Justin Leyrolles-Bouchard : Oui, c’est un peu comme dire que à partir de maintenant je me débarrasse de sa présence et que je n’ai plus besoin de lui pour faire mon chemin et pour arriver à mes fins. Yves est un personnage qui va sans cesse mener la vie dure à son petit cousin donc il est inévitable de voir, enfin, mon personnage émerger.
Souley Keïta : Yves Tanguay, ton cousin, représente-t-il une figure paternelle que tu n’as pas?
Justin Leyrolles-Bouchard : Pas vraiment, j’ai plutôt, l’impression que c’est J-P qui est le père dans la relation avec son grand cousin.
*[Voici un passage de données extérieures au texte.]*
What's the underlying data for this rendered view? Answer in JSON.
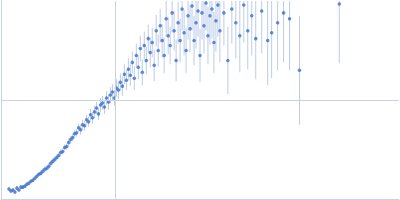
{
  "chart_data": {
    "type": "scatter",
    "color": "#3b6fc9",
    "grid": true,
    "tick_labels": false,
    "xlim": [
      0,
      400
    ],
    "ylim": [
      0,
      200
    ],
    "xticks": [
      115
    ],
    "yticks": [
      100
    ],
    "x": [
      8,
      10,
      12,
      14,
      16,
      18,
      20,
      22,
      24,
      26,
      28,
      30,
      32,
      34,
      36,
      38,
      40,
      42,
      44,
      46,
      48,
      50,
      52,
      54,
      56,
      58,
      60,
      62,
      64,
      66,
      68,
      70,
      72,
      74,
      76,
      78,
      80,
      82,
      84,
      86,
      88,
      90,
      92,
      94,
      96,
      98,
      100,
      102,
      104,
      106,
      108,
      110,
      112,
      114,
      116,
      118,
      120,
      122,
      124,
      126,
      128,
      130,
      132,
      134,
      136,
      138,
      140,
      142,
      144,
      146,
      148,
      150,
      152,
      154,
      156,
      158,
      160,
      162,
      164,
      166,
      168,
      170,
      172,
      174,
      176,
      178,
      180,
      182,
      184,
      186,
      188,
      190,
      192,
      194,
      196,
      198,
      200,
      202,
      204,
      206,
      208,
      210,
      212,
      214,
      216,
      218,
      220,
      224,
      228,
      232,
      236,
      240,
      244,
      248,
      252,
      256,
      262,
      268,
      272,
      278,
      284,
      290,
      300,
      340
    ],
    "values": [
      10,
      8,
      9,
      7,
      11,
      9,
      12,
      12,
      13,
      15,
      16,
      18,
      19,
      21,
      23,
      25,
      26,
      28,
      30,
      31,
      33,
      36,
      38,
      40,
      42,
      44,
      47,
      48,
      52,
      53,
      57,
      60,
      62,
      66,
      67,
      72,
      70,
      75,
      74,
      80,
      78,
      85,
      82,
      88,
      92,
      86,
      95,
      97,
      93,
      102,
      98,
      105,
      108,
      102,
      112,
      110,
      118,
      114,
      126,
      120,
      131,
      125,
      138,
      122,
      145,
      133,
      152,
      128,
      155,
      140,
      162,
      148,
      158,
      135,
      170,
      150,
      175,
      160,
      145,
      182,
      165,
      155,
      188,
      170,
      140,
      178,
      160,
      192,
      168,
      150,
      185,
      172,
      195,
      160,
      178,
      190,
      145,
      188,
      175,
      198,
      165,
      185,
      192,
      158,
      180,
      196,
      170,
      188,
      140,
      192,
      178,
      165,
      196,
      170,
      185,
      162,
      190,
      160,
      168,
      178,
      188,
      182,
      130,
      197
    ],
    "errors": [
      2,
      2,
      2,
      2,
      2,
      2,
      2,
      2,
      2,
      2,
      2,
      2,
      2,
      2,
      2,
      2,
      3,
      3,
      3,
      3,
      3,
      3,
      3,
      3,
      3,
      3,
      3,
      3,
      3,
      3,
      4,
      4,
      4,
      4,
      4,
      4,
      5,
      5,
      5,
      5,
      5,
      6,
      6,
      6,
      6,
      6,
      7,
      7,
      7,
      7,
      8,
      8,
      8,
      8,
      9,
      9,
      9,
      10,
      10,
      10,
      11,
      11,
      11,
      12,
      12,
      12,
      13,
      13,
      14,
      14,
      14,
      15,
      15,
      16,
      16,
      16,
      17,
      17,
      18,
      18,
      19,
      19,
      20,
      20,
      21,
      21,
      22,
      22,
      23,
      23,
      24,
      24,
      25,
      25,
      26,
      26,
      27,
      27,
      28,
      28,
      29,
      29,
      30,
      31,
      31,
      32,
      32,
      33,
      34,
      35,
      36,
      37,
      38,
      39,
      40,
      41,
      43,
      45,
      46,
      48,
      50,
      52,
      55,
      60
    ]
  }
}
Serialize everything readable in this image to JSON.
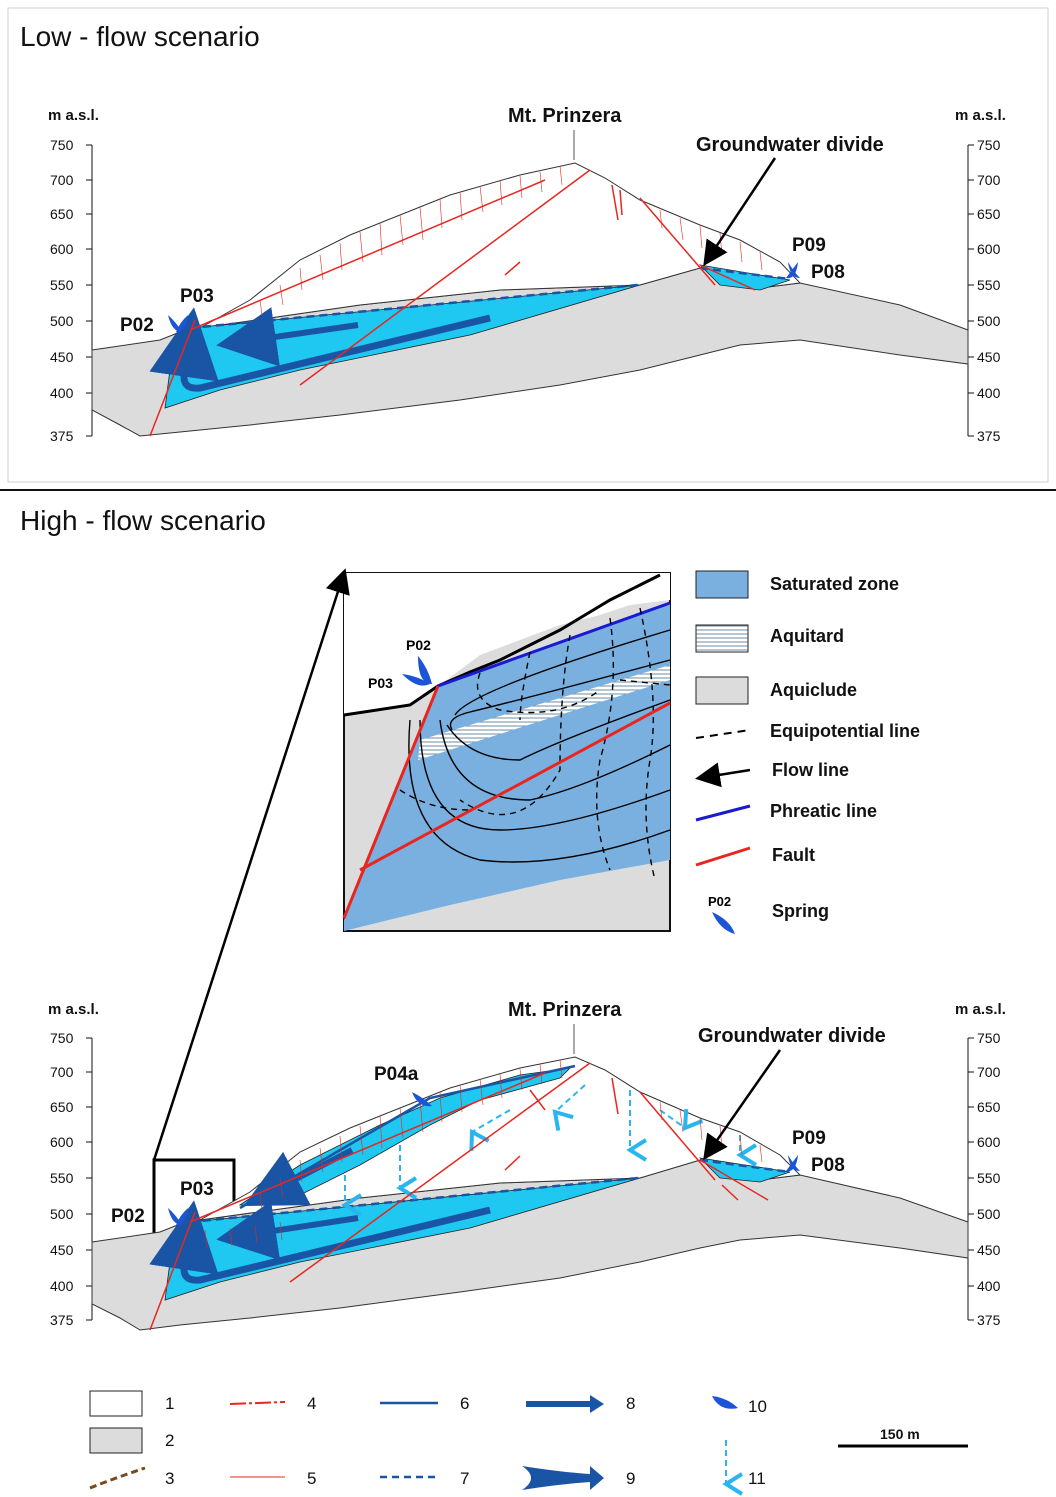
{
  "low": {
    "title": "Low - flow scenario",
    "unit_left": "m a.s.l.",
    "unit_right": "m a.s.l.",
    "peak": "Mt. Prinzera",
    "divide": "Groundwater divide",
    "springs": [
      "P02",
      "P03",
      "P09",
      "P08"
    ]
  },
  "high": {
    "title": "High - flow scenario",
    "unit_left": "m a.s.l.",
    "unit_right": "m a.s.l.",
    "peak": "Mt. Prinzera",
    "divide": "Groundwater divide",
    "springs": [
      "P02",
      "P03",
      "P04a",
      "P09",
      "P08"
    ]
  },
  "axis_ticks": [
    "750",
    "700",
    "650",
    "600",
    "550",
    "500",
    "450",
    "400",
    "375"
  ],
  "inset": {
    "springs": [
      "P02",
      "P03"
    ]
  },
  "inset_legend": [
    "Saturated zone",
    "Aquitard",
    "Aquiclude",
    "Equipotential line",
    "Flow line",
    "Phreatic line",
    "Fault",
    "Spring"
  ],
  "inset_legend_spring_label": "P02",
  "numbered_legend": [
    "1",
    "2",
    "3",
    "4",
    "5",
    "6",
    "7",
    "8",
    "9",
    "10",
    "11"
  ],
  "scale_bar": "150 m",
  "colors": {
    "aquifer": "#1ec8f0",
    "aquiclude": "#dcdcdc",
    "fault": "#e8261f",
    "flow_arrow": "#1a55a5",
    "spring": "#1b54d6",
    "saturated_zone": "#7ab0e0",
    "phreatic_line": "#1a1ad0"
  }
}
Je pense plus que mon patron (Marcel Leboeuf) peut avoir ce côté paternel ou également Dan Gé (Vincent Graton).
Souley Keïta : Il y a des symboliques fortes dans le film, est-ce que le rôle d’un agent et d’un recruteur dans le film, c’est d’embellir ou de détruire une carrière?
Justin Leyrolles-Bouchard : Pas vraiment, dans certaines gestuelles, je montre juste que je me dissocie de la carrière de mon cousin car on a personnage qui est tanné et qui pose enfin des limites.
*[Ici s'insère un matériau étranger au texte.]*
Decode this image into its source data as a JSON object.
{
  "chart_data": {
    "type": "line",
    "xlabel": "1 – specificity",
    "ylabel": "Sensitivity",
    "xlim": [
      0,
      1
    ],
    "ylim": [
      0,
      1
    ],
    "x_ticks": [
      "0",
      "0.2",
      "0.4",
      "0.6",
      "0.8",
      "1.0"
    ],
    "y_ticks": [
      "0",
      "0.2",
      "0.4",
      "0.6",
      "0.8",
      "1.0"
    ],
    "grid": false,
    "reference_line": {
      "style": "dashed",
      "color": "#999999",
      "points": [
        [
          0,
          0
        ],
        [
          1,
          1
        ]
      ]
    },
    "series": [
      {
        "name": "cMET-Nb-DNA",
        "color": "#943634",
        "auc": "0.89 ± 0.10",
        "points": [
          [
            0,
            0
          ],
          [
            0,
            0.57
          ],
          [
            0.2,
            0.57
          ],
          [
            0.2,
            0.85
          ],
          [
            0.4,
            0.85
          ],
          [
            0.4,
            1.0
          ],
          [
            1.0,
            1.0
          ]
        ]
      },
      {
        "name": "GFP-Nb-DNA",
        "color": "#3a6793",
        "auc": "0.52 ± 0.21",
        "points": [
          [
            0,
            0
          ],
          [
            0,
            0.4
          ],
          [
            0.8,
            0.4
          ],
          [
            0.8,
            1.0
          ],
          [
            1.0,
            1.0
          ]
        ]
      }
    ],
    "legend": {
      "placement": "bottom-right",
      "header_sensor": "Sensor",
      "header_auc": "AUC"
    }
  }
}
Vincent Graton : Tu le vis comme une trahison, donc tu réagis à cela. C’est sa volonté, en tant qu’agent, de refaire surface dans une réalité autre. Dan Gé, pour moi, est une figure paternelle, protecteur. Souvent on peut imaginer un agent ou recruteur dans le rôle de méchant alors que là ce sont des personnages qui viennent donner une clé pour réussir. C’est sûr qu’il y a des agents malhonnêtes, dans mon métier comme dans bien d’autres mais il y a aussi des bons agents dans leur approche. Je pense que mon personnage de Dan Gé est de cette trempe. La scène de la toilette est un moment charnière, car à partir de ce moment, si on avait une suite et, tant qu’à romancer, on se dit qu’il aurait pu prendre J-P sous son aile.
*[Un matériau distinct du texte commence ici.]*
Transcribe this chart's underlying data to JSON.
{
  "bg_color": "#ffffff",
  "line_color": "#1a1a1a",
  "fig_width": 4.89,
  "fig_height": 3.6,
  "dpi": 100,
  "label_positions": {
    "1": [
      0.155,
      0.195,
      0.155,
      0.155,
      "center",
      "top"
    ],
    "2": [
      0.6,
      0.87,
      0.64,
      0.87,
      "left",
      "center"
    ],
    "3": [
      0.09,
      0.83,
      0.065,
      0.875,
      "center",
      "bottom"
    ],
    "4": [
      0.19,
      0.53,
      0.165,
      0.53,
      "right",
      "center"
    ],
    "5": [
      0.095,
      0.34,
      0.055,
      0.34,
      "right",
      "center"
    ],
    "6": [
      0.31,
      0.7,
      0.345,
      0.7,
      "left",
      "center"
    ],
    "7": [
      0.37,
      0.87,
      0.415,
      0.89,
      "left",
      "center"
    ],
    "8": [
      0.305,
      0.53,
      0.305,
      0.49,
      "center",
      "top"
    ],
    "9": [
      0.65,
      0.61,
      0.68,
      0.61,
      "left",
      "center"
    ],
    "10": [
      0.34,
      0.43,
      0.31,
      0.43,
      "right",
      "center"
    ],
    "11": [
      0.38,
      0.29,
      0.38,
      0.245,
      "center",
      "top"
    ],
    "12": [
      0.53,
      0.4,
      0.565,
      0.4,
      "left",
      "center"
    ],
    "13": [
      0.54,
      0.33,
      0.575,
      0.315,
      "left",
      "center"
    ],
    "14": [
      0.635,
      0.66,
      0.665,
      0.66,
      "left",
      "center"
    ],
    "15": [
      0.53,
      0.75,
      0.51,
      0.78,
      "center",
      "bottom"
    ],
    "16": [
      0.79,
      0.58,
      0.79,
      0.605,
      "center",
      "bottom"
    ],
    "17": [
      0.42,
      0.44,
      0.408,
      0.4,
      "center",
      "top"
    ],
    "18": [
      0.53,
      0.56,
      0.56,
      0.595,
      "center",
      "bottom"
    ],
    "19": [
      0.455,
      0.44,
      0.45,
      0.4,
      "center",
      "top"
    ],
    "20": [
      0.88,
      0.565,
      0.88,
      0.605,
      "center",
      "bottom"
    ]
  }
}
Vincent Biron : Ah ! Moi je le veux ce film-là (rires), je veux que l’on fasse une suite comme une sorte de Jerry Maguire québécois.
Souley Keïta : Vous avez le rôle de mentor éphémère, peut-on considérer votre personnage comme celui qui va enfin permettre l’envol de J.P. vers son rêve ?
Vincent Graton : Absolument ! Il lui donne une clé et c’est un peu comme s’il donnait à J-P, le secret de famille. J’aime bien l’idée du secret de famille car il redonne de la puissance, du crédit et à partir de là on sent que J-P va aller loin.
Souley Keïta : Est-ce que c’est le drame d’une vie de ne pas atteindre nos rêves ou de ne pas considérer la seule chance que la vie va nous offrir ?
Vincent Graton : Je suis plus vieux que les boys (rires). Au Québec, on avait de la difficulté à rêver pendant de nombreuses années et pour rêver, cela a pris du temps. J’ai été entouré d’hommes, comme mon père, qui rêvaient sans nécessairement se mouiller. C’est comme si le rêve pour une génération était, en quelque sorte, inatteignable. Quand j’ai lu le scénario, cela me parler d’un certain passé, je pense que nous nous sommes affranchis et cette histoire est venue vraiment me chercher, par rapport à cette impuissance que nous pouvions avoir. J’ai quatre enfants, la première chose que je dis à mes kids, c’est que si tu as un rêve, on va s’organiser pour le mettre en place. Le monde qui n’est pas capable d’accéder à leur rêve m’amène à une tristesse infinie, surtout s’il n’y a pas eu de tentative.
Vincent Biron : Je vais rebondir sur ce que tu dis. Le grand drame de Yves, c’est qu’il n’a pas atteint son rêve et s’est arrêté sans en chercher un autre. Comme Yves aime le dire dans le film : « La vie est compliquée et on fait notre gros possible. »
Les rêves n’arrivent pas tout le temps, la tragédie de ce personnage est de rester bloquer sur le fait de ne pas avoir eu sa grosse carrière.
Une comédie dramatique sur le hockey qui sort aujourd’hui, vendredi 22 novembre 2019, pour terminer l’année en apothéose et sur la glace dans notre belle Maison du Cinéma.